Based on the latest unaudited BSP statement of income and expense, as of end-May, BSP revenues slipped 0.5 percent to P73.02 billion from P73.38 billion same time in 2021, while expenses increased by 10 percent to P47.38 billion from P43.06 billion.

BSP building and logo/Reuters

Under revenues, interest income from trading gains, fees, penalties and other operating income, rose by 33.58 percent to P58.59 billion from P43.86 billion. Miscellaneous income, meantime, declined by 51.15 percent to P14.42 billion from P29.52 billion.

The BSP spent more on expenditures, however interest expenses were almost unchanged at P24.02 billion compared to P24.48 billion same period last year. Other expenses increased by 25.73 percent to P23.36 billion from P18.58 billion.

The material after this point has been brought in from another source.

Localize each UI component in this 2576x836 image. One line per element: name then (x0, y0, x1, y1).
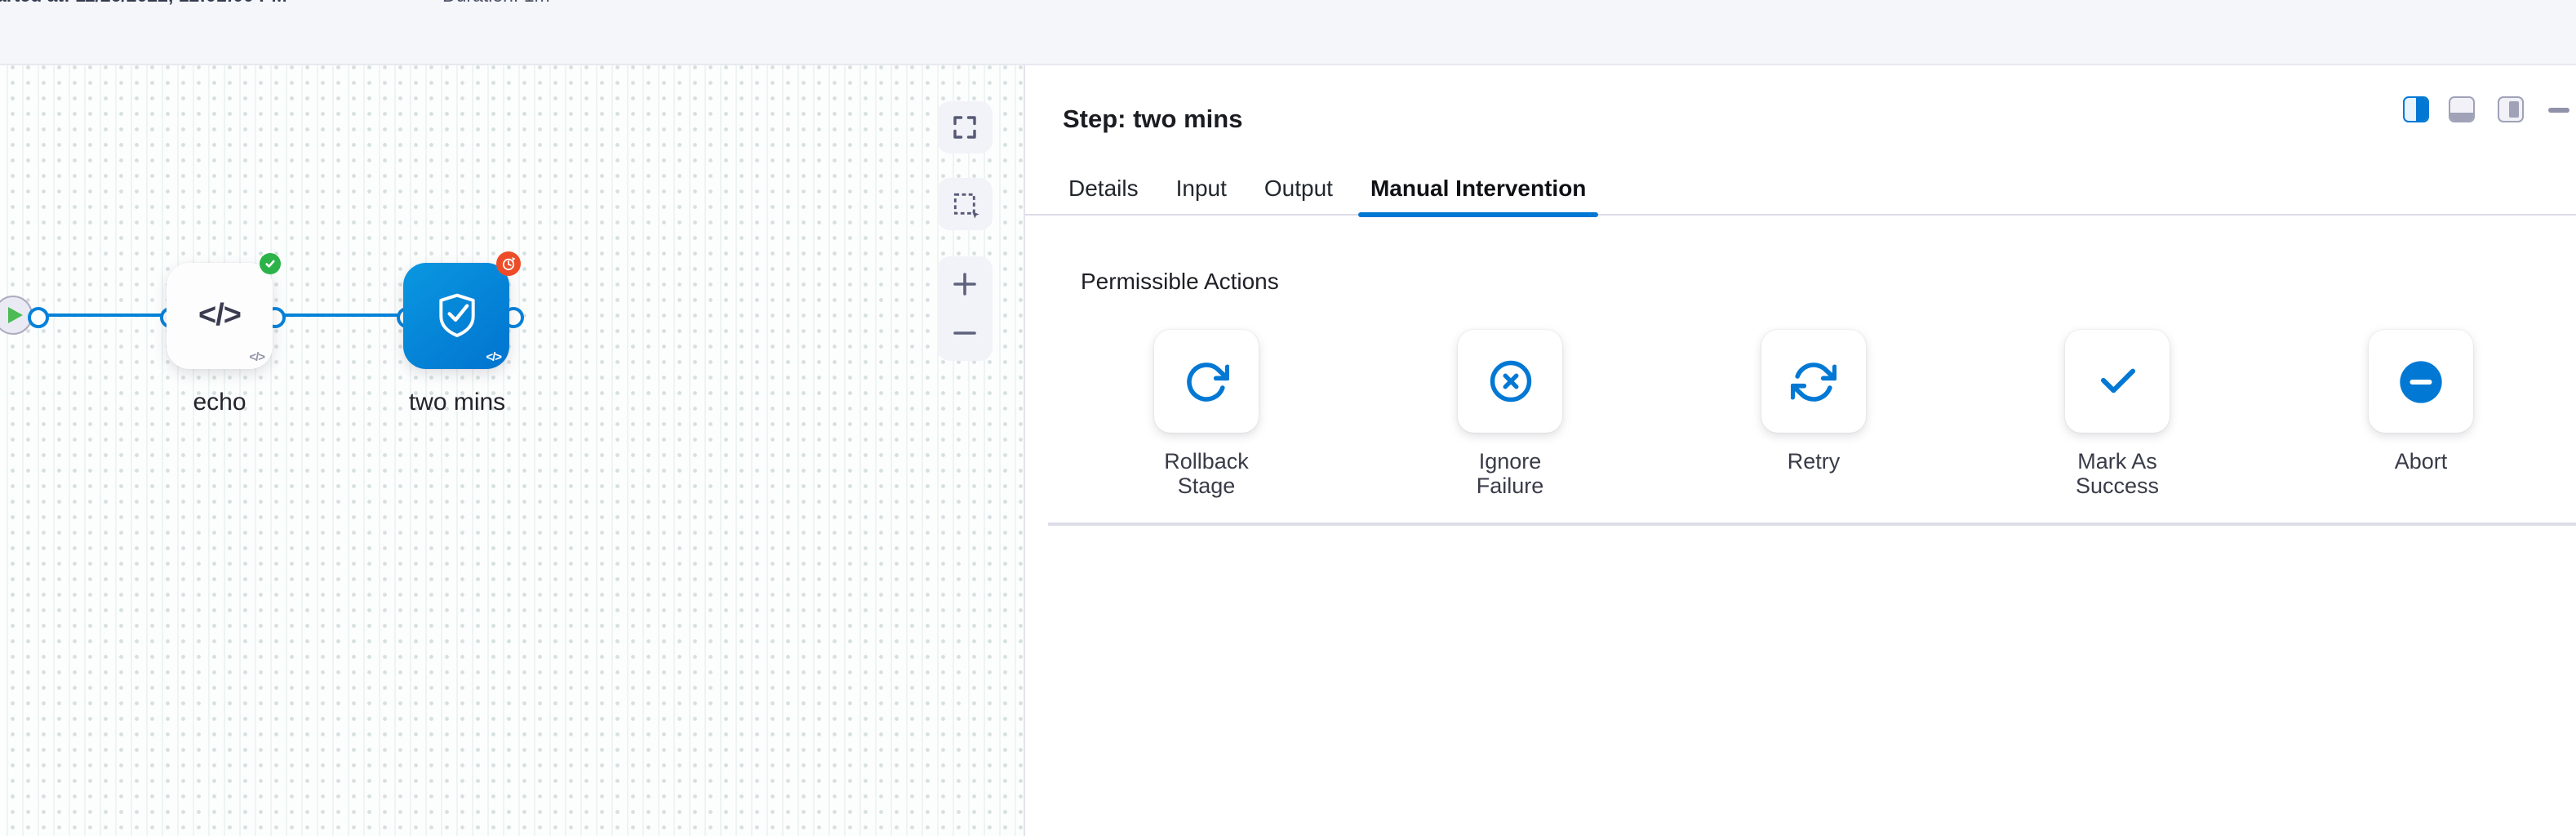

Expenses include banknotes production and coin minting cost, as well as taxes and licenses fees.

The BSP has a net foreign exchange (FX) gain of P15.82 billion as of end-May, a huge improvement versus last year’s $11 million losses. BSP’s FX gain come from FX rate fluctuations.

Data showed the BSP’s total assets for the first five months amounted to P7.34 trillion, down 3.8 percent from P7.63 trillion end-May last year. Liabilities totaled P7.27 trillion, also down 2.9 percent from P7.49 trillion in 2021.

The BSP has a current net worth of P75.67 billion, almost half of what it posted same period last year of P145.47 billion due to lower reserves.

On the other hand, the BSP’s surplus or reserves amounted to P25.67 billion, also lower compared to same period last year of P95.47 billion.

The BSP’s capital remains at P50 billion. Its amended law or Republic Act 11211 (“An Act Amending Republic Act No. 7653, Otherwise Known as the ‘New Central Bank Act’, and for Other Purposes”) increased the BSP’s capitalization to P200 billion from P50 billion. This will be funded solely from the declared dividends of the central bank.